Saralinda - Cover

Saralinda

Copyright© 2010 by Gray Beard

Chapter 11: Moira

Romantic Sex Story: Chapter 11: Moira - Gary stops a young woman from jumping off a bridge, and then whisks her away to see if she'd like to live a different kind of life.

Caution: This Romantic Sex Story contains strong sexual content, including Ma/Fa   Fa/Fa   Mult   Romantic   Harem   Polygamy/Polyamory   Slow  

It was two in the afternoon when I got back to my room. I'd been on lunch duty, both preparation and clean-up. I was surprised that Saralinda wasn't in the room, and it left me wondering what to do with myself. I wasn't sure what I felt like doing.

It was a nice day, of course. I could go to the pool. Or I could get out my guitar. Or I could go see what Jake was up to, or Gary, or Joanne. I didn't mind my aimless life, but there were times when it made me feel somewhat superfluous in the universe.

I was startled from my musings by the door opening. It was Saralinda. She'd been at the pool from the look of her.

"Oh, hi Moira, you're back."

"Yup – done with my chores for the day. Did you enjoy the pool?"

"It's great. And Jake showed me how to do the pool cleanup. Looks like I'm going to be helping out around here soon."

"Yes, and tomorrow's cleaning day, remember? If Kate doesn't have you down on the list, you'll have to help me and Joanne."

I'd said it in a mock-strict voice, jokingly. But I saw Saralinda freeze up for a second.

"Sorry," I said quietly.

She shook her head. "It's okay, it's just that you reminded me of her, just for a second. But I know you're not like that." We stood, across the room from each other, in silence.

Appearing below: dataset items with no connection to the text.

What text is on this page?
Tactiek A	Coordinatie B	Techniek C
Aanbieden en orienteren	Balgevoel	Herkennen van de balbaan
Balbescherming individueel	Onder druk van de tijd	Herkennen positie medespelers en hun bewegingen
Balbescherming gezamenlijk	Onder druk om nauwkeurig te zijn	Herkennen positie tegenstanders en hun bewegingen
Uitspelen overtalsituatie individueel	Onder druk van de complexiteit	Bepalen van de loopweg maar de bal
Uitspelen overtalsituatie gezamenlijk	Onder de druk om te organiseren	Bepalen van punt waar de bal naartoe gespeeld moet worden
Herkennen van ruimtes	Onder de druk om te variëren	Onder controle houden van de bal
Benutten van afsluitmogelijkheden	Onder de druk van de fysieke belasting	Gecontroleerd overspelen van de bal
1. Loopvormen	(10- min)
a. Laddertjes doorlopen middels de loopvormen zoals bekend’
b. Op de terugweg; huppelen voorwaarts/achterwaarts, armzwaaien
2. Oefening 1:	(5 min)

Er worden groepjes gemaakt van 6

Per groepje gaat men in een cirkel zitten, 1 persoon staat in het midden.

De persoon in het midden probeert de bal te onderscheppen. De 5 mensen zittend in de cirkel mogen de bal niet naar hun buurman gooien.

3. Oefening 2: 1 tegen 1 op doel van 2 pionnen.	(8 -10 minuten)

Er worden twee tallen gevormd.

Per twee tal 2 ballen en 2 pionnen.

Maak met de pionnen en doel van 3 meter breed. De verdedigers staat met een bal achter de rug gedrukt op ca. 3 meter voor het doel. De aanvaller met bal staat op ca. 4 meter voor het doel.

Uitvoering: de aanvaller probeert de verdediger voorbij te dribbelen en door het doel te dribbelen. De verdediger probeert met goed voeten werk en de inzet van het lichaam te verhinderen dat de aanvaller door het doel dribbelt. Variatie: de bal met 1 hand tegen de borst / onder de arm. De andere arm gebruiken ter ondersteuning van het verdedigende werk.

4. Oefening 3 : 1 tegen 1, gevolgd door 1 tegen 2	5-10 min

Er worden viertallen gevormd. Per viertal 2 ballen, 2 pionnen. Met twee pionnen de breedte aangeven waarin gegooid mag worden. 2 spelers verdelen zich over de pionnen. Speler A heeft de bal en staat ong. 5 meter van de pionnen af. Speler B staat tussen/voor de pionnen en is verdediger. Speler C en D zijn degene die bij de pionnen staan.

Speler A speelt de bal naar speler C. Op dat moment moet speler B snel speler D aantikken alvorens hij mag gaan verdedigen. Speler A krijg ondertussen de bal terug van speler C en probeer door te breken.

"I'm sorry about this morning," she said in a small voice. I looked at her questioningly. "I'm sorry I was acting so ... so needy. And so greedy. I..." and her voice trailed off.

I crossed the room and stood next to her, within reach. Her eyes dropped to the ground. She was so vulnerable it made me ache. I took my hand and gently lifted her chin up so I could see her face. She looked embarrassed and uncomfortable. I held my arms out to her and she rushed into my embrace. I held her, feeling the soft skin of her back under my hands. She felt small, but after she took a deep, calming breath, she felt stronger than she had at first. She was shorter than I, and her forehead pressed against my lips.

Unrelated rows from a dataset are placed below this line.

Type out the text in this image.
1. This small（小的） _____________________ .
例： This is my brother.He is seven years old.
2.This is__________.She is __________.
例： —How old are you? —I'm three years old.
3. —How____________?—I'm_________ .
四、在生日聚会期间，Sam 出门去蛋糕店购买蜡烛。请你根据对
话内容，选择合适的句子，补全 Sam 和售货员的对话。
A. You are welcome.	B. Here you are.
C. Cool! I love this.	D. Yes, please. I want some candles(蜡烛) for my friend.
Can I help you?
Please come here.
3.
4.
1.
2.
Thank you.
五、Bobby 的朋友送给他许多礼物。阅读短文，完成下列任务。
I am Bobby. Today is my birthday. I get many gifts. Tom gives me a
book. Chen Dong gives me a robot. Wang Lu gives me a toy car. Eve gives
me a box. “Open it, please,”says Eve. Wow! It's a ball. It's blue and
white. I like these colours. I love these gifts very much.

I suddenly had some very un-motherly, un-sisterly feelings towards her – definitely feelings inappropriate for a therapist. These feelings confused me. I'd never felt anything like that towards another woman before. Well, that's a lie. But never so strongly.

It made me pull back a bit, and when I did, she looked up at me questioningly. Her face was framed by dark curls. Her eyes were so brown and deep like holes; so completely opposite from Gary's startling pale blue ones, I thought irrelevantly. Her little nose. Her lips, with the tip of her tongue just visible between them. I looked down to her lovely neck and to her breasts, which didn't quite fill the cups in the bra of the bikini I'd lent her. My eyes drifted back to hers, and I fell in.

Our lips touched, not tentatively, nor fiercely. Comfortable investigation. Desire, but not desperation. I could not help myself.

Before long, we were sprawled on the bed, Saralinda mostly on top of me, We kissed, and she wasn't shy with her tongue, nor me with mine. My hands roamed her back, but they kept hitting the straps of the bikini bra.

"Take it off, please," she begged. I wasted no time. At some point soon after, my blouse came off too. She nursed on my nipples, her hands in my hair. She kissed my neck. My mouth found her breasts, much smaller than mine, and perkier. She liked mine, I liked hers.

We were kissing again, my hands caressing her back, hers on my breasts, when she pulled back a bit, with a bit of uncertainty showing on her face.

"I'd like, um, to do more, but I'm not sure what to do. I've never..."

"It's okay, Honey. I've never either... , not with a woman." That wasn't entirely true; I'd been in threesomes before, but we girls had always stayed mostly focused on Gary. "But I've had a bit more experience. If we roll over, I can show you some ... more."

I took my time, savoring her whole body from her forehead down to her navel. It was as I was kissing her there that she spoke.

"I, um, you know, I played with myself this morning, after you went to breakfast. I tried to be mad at you and Gary. But all I could think about was the two of you together, loving each other. And then I imagined I was there with you and with him, and I, um..." Her voice broke off, and she didn't continue.